Becky O’Connor, Director of Public Affairs at PensionBee, commented: “It’s never too late to take charge of your pension savings, regardless of your retirement ambitions or age. Here are some helpful tips to help boost your pension savings.”

  • Consider consolidating your pensions where it makes sense to do so. Not only will this help you assess if you’re on track for the lifestyle you want in retirement, but it can also reduce the burden of monitoring numerous pension accounts. Unfortunately, it can be easier to lose track of old pensions than you may think as almost 1 in 10 workers believe they’ve lost a pension pot worth more than £10,000 during the course of their career.
  • Consolidation allows for greater fee transparency, meaning you’ll only have to pay one set of fees. A saving of just 1% could have a significant impact on the ultimate pension pot you retire with.
  • Increase your pension contributions by 1 to 2% where possible. Even a small increase can make a difference over time and the power of compound interest means the earlier and more you save, the more your money will grow. Regularly review your finances to see if you can gradually increase your contributions, especially after pay raises or reductions in other expenses.
  • Regularly review where your pension is invested. Different investment options carry varying levels of risk and potential returns. As you get closer to retirement, you may want to shift your investments to lower-risk options to protect your savings. Conversely, when you’re younger, you may opt for higher-risk investments with the potential for higher returns.”

Customer case studies

Andy Walker age 52, a Gen X ‘super saver’

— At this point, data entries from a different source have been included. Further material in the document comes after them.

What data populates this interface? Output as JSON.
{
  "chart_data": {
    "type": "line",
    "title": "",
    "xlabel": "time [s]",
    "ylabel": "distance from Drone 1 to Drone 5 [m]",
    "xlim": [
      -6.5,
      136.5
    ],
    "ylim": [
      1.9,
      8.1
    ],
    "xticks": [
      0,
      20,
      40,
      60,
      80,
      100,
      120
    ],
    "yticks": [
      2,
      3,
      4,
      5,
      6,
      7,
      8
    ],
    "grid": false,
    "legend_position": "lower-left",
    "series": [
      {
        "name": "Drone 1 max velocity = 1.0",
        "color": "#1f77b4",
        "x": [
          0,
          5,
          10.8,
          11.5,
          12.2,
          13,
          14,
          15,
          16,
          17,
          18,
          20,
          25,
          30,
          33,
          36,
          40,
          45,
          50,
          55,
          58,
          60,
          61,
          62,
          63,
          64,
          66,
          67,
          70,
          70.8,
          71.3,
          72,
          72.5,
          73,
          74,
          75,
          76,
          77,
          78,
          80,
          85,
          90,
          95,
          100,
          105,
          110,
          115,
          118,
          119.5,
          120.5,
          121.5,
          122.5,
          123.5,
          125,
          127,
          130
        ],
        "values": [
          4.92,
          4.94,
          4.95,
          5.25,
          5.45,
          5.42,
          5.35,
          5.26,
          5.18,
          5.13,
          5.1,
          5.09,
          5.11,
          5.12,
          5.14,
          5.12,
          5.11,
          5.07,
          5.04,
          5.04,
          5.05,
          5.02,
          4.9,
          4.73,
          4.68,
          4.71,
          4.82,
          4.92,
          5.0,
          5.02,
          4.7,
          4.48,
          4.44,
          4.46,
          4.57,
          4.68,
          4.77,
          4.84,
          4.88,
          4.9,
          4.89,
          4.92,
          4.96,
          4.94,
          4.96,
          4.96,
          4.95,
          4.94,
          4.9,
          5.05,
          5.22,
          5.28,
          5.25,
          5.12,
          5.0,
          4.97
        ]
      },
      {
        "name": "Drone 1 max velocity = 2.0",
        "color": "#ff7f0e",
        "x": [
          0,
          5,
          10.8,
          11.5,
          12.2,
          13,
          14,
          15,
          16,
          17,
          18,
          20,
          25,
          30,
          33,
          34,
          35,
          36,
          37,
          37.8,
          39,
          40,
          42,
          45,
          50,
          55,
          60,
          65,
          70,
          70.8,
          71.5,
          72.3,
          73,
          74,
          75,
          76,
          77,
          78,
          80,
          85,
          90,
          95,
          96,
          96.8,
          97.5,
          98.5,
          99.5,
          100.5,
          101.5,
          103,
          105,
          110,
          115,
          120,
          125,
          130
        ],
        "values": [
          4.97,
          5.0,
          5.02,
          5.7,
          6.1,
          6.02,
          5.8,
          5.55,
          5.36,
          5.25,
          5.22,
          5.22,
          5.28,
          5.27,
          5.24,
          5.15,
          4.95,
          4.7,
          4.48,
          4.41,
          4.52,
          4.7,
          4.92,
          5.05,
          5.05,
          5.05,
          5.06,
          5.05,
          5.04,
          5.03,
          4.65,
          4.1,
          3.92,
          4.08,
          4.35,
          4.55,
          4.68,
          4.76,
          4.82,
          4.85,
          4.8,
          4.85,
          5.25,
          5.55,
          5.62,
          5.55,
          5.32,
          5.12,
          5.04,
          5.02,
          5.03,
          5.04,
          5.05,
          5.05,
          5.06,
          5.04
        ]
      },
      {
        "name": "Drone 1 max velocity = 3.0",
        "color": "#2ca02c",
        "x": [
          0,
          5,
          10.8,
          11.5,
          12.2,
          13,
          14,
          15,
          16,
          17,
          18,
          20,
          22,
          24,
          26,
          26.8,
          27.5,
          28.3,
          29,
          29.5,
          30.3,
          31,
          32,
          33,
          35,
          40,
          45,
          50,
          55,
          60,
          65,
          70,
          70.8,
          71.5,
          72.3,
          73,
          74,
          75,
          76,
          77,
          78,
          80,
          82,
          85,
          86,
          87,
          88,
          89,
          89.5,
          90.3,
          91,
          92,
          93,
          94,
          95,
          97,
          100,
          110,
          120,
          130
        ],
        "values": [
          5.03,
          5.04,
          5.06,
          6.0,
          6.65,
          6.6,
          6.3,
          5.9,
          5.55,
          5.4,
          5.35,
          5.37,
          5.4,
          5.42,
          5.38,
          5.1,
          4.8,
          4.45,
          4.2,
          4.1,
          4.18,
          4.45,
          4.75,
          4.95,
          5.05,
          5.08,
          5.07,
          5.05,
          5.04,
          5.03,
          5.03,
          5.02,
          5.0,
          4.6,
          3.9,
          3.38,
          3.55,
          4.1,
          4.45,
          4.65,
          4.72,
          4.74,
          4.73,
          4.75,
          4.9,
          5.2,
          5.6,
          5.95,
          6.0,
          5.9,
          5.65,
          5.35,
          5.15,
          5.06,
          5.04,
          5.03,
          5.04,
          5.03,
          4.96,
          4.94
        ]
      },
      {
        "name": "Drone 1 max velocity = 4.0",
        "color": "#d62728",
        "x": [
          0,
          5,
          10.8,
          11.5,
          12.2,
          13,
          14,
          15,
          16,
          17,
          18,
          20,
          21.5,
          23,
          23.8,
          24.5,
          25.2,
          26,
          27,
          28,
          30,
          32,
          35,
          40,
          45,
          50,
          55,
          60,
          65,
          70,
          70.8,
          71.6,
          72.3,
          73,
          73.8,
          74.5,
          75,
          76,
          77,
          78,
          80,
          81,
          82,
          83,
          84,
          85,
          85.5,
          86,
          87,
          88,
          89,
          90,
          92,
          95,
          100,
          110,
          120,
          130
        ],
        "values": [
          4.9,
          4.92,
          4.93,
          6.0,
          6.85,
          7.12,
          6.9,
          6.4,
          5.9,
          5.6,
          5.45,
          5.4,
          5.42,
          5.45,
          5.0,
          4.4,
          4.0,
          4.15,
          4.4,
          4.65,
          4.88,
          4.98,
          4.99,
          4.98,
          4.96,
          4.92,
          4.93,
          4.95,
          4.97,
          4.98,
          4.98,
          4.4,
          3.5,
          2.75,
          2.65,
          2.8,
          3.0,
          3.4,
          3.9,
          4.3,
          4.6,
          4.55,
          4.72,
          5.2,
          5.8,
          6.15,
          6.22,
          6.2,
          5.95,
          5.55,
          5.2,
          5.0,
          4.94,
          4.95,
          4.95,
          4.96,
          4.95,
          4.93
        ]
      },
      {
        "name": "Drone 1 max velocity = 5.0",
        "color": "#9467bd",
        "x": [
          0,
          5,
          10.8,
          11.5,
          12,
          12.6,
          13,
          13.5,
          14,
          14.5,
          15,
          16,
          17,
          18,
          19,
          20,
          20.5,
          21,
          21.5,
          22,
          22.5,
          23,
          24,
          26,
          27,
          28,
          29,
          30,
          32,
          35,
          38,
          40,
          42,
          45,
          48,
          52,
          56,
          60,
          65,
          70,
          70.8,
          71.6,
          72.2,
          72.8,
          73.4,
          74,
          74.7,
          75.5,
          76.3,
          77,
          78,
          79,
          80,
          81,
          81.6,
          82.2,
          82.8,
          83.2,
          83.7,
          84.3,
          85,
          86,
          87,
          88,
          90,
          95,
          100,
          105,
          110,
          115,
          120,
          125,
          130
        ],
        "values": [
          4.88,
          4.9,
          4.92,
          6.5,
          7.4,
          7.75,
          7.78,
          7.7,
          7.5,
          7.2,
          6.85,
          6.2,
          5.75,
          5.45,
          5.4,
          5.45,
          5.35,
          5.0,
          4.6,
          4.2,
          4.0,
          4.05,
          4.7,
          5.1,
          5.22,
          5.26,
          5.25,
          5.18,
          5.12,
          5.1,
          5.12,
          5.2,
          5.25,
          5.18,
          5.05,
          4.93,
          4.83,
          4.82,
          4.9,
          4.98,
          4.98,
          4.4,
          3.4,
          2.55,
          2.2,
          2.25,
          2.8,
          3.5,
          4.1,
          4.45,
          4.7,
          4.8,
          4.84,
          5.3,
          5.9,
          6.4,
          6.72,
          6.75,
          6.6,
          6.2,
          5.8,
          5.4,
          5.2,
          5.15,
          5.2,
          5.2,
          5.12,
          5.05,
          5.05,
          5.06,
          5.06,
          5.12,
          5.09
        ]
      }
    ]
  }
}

“Since I started work, at around 24, I’ve always put the maximum into a pension. So all of that has been consolidated. Also, when you’re working in some of these bigger companies that match your pension contributions really well, I’ve done that which has kind of led to this point. I’ve always been on top of my pension and put an amount from my bonus in to get the tax rebate the next year and so on. It takes a little while to build up, but it’s obviously been beneficial at this age now.”

Dermott Beverley, age 50, a Gen X ‘super saver’

“In the last two years, I’ve been trying to maximise my contributions. I had some money left over in my limited company so I put as much of that as I could into my pension. Now, I’m starting a new job and I’ve already looked at the company pension because that’s at the forefront of my mind now. They contribute a good amount and match it up to a certain percentage. So I’m probably going to try and make the most of that.”

Appendix 

Table 1: Pension pot values per age group 

Average pension pot value (£) Average pension pot value of the top 10% (£)
Generation X £33,263 £168,550
Millennials £12,150 £62,694
Generation Z £2,304 £10,407

Source: PensionBee, May 2024. Based on a total customer base of c.250,000.

Table 2: How do you boost your pension? Select all options that apply.

Response  % of respondents 
My employer offers matched contributions 27%
I reduce my monthly expenses so I can save more 20%
I increase my contributions if I receive a pay rise or bonus 19%
I make voluntary additional contributions each month 19%
I use online pension calculators to set and track goals 14%
I utilise salary sacrifice schemes to increase my contributions 13%
I allocate income from my side hustles into my pension 12%
I review and adjust my investment strategy regularly 12%
I consult an independent financial advisor for personalised advice 10%
I invest in higher risk funds that sometimes come with higher returns 9%
My partner and/or family members contribute to my pension 7%
I read books/articles and/or attend workshops or seminars on retirement planning 7%
I reinvest tax breaks into my pension 6%
Other 3%

 

Source: PensionBee, July 2024. Based on a nationally representative sample of 1,000 UK adults, aged 18 to 55 who self-identify as having saved ‘somewhat more’ or ‘significantly more’ than average into their pension for their age group. Numbers have been rounded.